The price of Brent crude fell over 2% to $92.80 a barrel yesterday, to its lowest since before Russia’s invasion of Ukraine, as economic data spurred concerns about a potential global recession, while the market awaited clarity on talks to revive a deal that could allow more Iranian oil exports.
Brent crude for delivery in September had been trading as high as $120 a barrel in early March, helping to drive petrol pump prices at Irish forecourts to over €2 a litre soon after.
Brent crude was trading at above $100 a barrel as recently as July 27 but has steadily fallen back ever since. Crude oil prices have now fallen about 5% since the start of this week.
It should take about two weeks for big falls or increases in Brent crude oil prices to be reflected in retail forecourt prices in Ireland, as crude oil is distilled at refineries.
Crude prices fell as the EU and the US said they were studying Iran’s response to what the EU has called its “final” proposal to save a 2015 nuclear deal after Tehran called on Washington to show flexibility. The prospects of a weakening global economy also weighed on oil prices.
The news for European households and businesses was less positive as Gazprom said even higher gas price hikes were on their way this winter. The Kremlin-controlled company with a monopoly on Russian gas exports by pipeline, said prices could spike a further 60% from current levels, imposing more pain on Europe.
Irish gas supplies are not totally dependent on Russian supplies, but wholesale continental gas prices nonetheless influence the prices Irish generators have to pay for the fuel to generate electricity on the all-Ireland power grid.
Ireland taps a quarter of its gas from the Corrib field off the Mayo coast, and gets the rest from the North Sea via pipeline.
The price of wholesale continental gas edged higher following the Gazprom warning.
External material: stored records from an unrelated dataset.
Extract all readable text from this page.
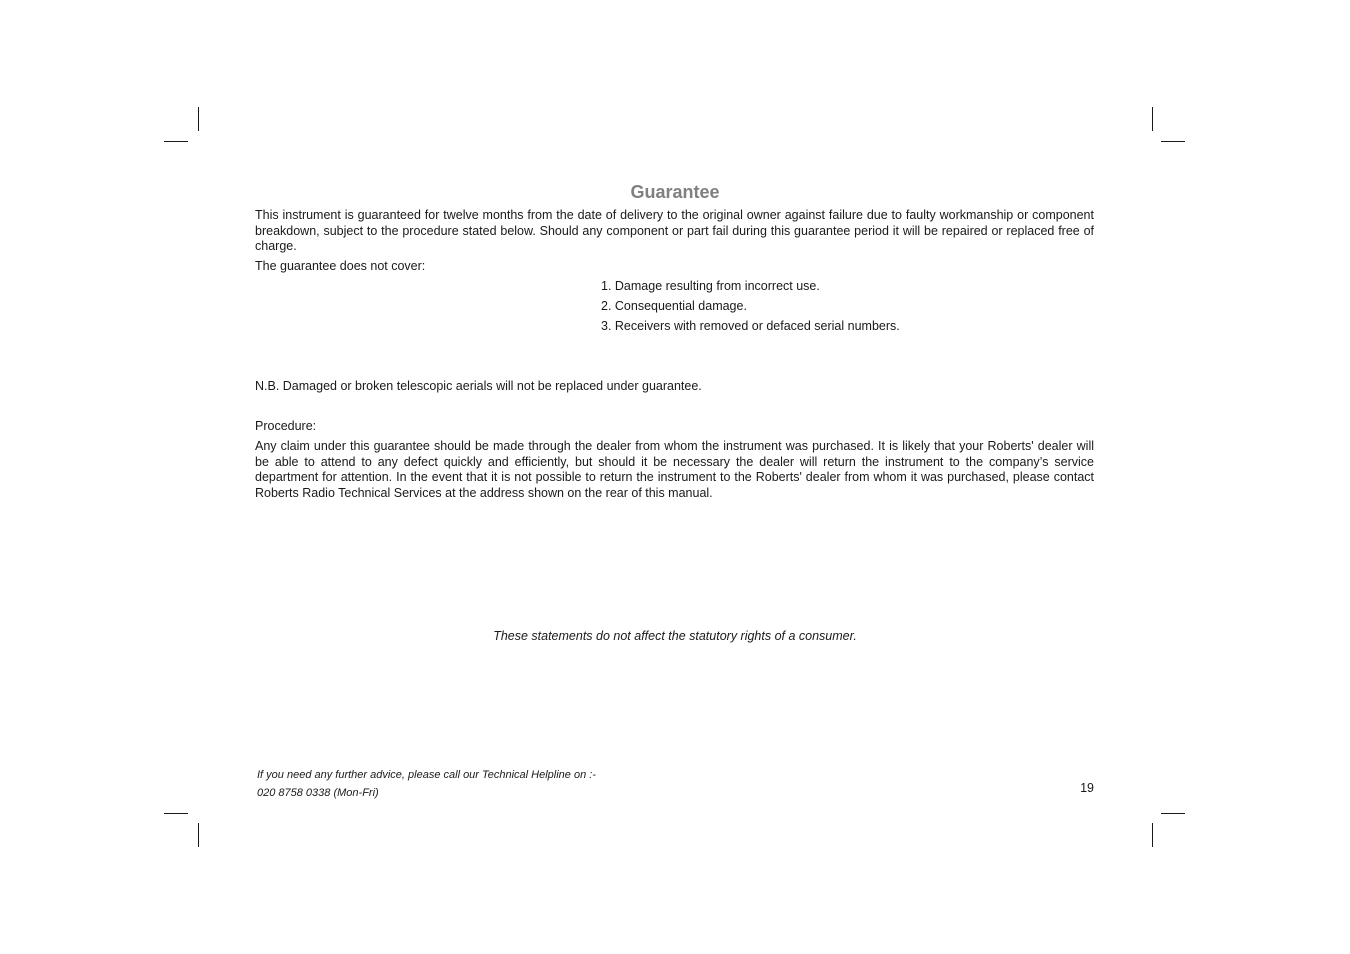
Guarantee

This instrument is guaranteed for twelve months from the date of delivery to the original owner against failure due to faulty workmanship or component breakdown, subject to the procedure stated below. Should any component or part fail during this guarantee period it will be repaired or replaced free of charge.

The guarantee does not cover:

1. Damage resulting from incorrect use.
2. Consequential damage.
3. Receivers with removed or defaced serial numbers.

N.B. Damaged or broken telescopic aerials will not be replaced under guarantee.

Procedure:

Any claim under this guarantee should be made through the dealer from whom the instrument was purchased. It is likely that your Roberts' dealer will be able to attend to any defect quickly and efficiently, but should it be necessary the dealer will return the instrument to the company’s service department for attention. In the event that it is not possible to return the instrument to the Roberts' dealer from whom it was purchased, please contact Roberts Radio Technical Services at the address shown on the rear of this manual.

These statements do not affect the statutory rights of a consumer.
If you need any further advice, please call our Technical Helpline on :-
020 8758 0338 (Mon-Fri)	19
Prices for delivery in November and December rose by about 2% to €230 per megawatt per hour. Meanwhile, Germany secured a commitment from major gas importers to keep two floating liquefied natural gas, or LNG, terminals fully supplied from this winter.
Europe and Russia have been locked in a standoff over energy supplies since Moscow invaded Ukraine and the West responded with sanctions. Russia, which previously met about 40% of Europe’s gas needs, has reduced flows citing equipment issues, while Berlin says Moscow wants to “blackmail” Europe.
Germany’s economy is more reliant than most on Russia. It has been racing to find alternative sources of gas before winter, in case Russia cuts supplies further or halts them.
Berlin has already warned of possible gas rationing. German economy minister Robert Habeck said the new LNG supplies would “make ourselves independent and less susceptible to blackmail”.